While on the subject of tricky power imbalances, Captain Marvel is a bit of an omnipotent panacea who gets to show up in the eleventh hour and turn the tide against Thanos. The explanation here is, essentially, that she’s too busy serving the same purpose on thousands of other worlds to be a full-time card-carrying Avenger. That’s fine. It’s a nitpick, but given the sheer magnitude of what the MCU has accomplished to date, that point really didn’t ruin anything for me as I sat there in theater, and I’m not about to let it. It seems reasonable to credit the Russos once again for handling this inherent unwieldiness.

The Captain Marvel conundrum, and the cumulative effect of any other nitpicks (let’s not even try to unpack the story’s time-travel-related liabilities) don’t feel significant because this movie gets so many of little things right. The emotional bonds of the characters. The societal impact that comes with a world-historical event like Thanos’s snap. It’s not perfect, but as a polished dissertation following years of tedious leg-work, Endgame seems to have come to most of the right conclusions. Endgame is a great accomplishment in its own right, and an even greater one when you consider it the cherry on top of “The Infinity Saga” as a whole.

And what has the MCU accomplished, exactly? This 22nd film in the series — and it’s weird writing that, because now with Spider-Man: Far From Home, we’ll only be one shy of the current number of official James Bond movies — concludes an overarching story with payoffs that trace all the way back to 2008’s Iron Man. The biggest movie of 2008, and the then-biggest comic-book movie of all time was The Dark Knight. Stepping back to 2008, a generally cohesive story spanning 12 years and 23 films seemed at best unreasonable and at worst impossible. There were bumps along the way… Bruce Banner was recast and some of the 23 are trivial stepping stones rather than vital installments. Still, the way these movies consistently harnessed big budgets and star power is unparalleled. There was a joke that practically every notable British actor had appeared in the Harry Potter film series. Counting the newer Fantastic Beasts series, there have been ten of those flicks. Twenty-two movies suggests there have been even more great actors featured in the MCU, and nearly every character of consequence from the MCU makes an appearance in Endgame. It’s yet another miracle of pacing that this cornucopia of glorified cameos turned out to be a strength for Endgame rather than a hindrance.
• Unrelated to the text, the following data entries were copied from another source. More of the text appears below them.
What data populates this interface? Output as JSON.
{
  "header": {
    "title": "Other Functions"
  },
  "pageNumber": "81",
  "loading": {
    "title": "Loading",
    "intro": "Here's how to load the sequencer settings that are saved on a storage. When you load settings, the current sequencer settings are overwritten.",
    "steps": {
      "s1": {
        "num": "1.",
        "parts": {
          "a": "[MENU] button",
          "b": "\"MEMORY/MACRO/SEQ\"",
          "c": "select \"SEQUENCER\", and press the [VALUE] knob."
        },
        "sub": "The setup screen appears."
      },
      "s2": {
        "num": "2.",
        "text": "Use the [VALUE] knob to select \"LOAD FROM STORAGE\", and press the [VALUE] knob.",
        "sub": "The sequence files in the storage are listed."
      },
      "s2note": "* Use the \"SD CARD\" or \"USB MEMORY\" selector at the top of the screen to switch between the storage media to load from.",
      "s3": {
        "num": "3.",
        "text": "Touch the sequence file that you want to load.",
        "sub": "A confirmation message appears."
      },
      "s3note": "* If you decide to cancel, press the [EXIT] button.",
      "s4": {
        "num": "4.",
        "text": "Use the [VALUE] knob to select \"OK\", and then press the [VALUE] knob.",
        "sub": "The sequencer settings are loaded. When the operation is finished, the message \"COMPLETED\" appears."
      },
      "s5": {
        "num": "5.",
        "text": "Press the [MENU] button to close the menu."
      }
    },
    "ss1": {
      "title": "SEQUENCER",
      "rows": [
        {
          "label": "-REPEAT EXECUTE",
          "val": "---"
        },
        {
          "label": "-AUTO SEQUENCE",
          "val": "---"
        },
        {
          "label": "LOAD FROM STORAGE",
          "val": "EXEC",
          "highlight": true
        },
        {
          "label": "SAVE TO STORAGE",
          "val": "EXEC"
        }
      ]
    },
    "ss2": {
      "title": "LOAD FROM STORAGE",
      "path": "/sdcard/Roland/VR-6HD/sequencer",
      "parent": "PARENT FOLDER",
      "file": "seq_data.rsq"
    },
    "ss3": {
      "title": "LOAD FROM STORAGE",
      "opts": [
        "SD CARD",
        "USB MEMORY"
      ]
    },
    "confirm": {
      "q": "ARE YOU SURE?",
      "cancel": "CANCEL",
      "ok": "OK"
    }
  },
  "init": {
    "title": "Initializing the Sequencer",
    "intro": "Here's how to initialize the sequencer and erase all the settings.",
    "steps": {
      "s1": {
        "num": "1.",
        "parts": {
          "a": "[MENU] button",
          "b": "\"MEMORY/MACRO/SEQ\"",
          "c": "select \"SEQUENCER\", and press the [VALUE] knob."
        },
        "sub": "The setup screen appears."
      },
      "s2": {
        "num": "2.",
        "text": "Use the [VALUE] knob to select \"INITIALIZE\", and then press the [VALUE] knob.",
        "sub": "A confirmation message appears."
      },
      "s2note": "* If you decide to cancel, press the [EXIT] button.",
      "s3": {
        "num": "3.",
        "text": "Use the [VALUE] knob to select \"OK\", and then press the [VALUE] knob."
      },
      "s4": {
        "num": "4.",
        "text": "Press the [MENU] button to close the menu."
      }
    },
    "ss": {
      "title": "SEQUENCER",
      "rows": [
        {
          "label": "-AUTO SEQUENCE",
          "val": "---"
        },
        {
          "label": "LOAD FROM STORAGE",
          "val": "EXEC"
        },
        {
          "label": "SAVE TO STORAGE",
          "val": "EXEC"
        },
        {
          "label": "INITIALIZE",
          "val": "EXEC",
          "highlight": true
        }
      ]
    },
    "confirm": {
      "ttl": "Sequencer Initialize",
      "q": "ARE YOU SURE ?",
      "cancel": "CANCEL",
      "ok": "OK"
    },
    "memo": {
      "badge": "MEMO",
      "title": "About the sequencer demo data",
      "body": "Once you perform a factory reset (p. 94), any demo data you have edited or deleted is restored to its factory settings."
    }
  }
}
Contrary to the title, Endgame will be neither the last Marvel movie nor the last Avengers movie. Far from it. A lot of big-budget movie properties tend to work in trilogies, or on a one-to-one basis with popular book series. The MCU, while rigid in its own way, has always marched to the beat of its own drum. It doesn’t feel quite right to call Endgame a “fitting conclusion,” or to say, “they saved the best for last,” but it does stake its claim as one of the best MCU movies. It’s well-made and mostly wonderful. Bring on Blade.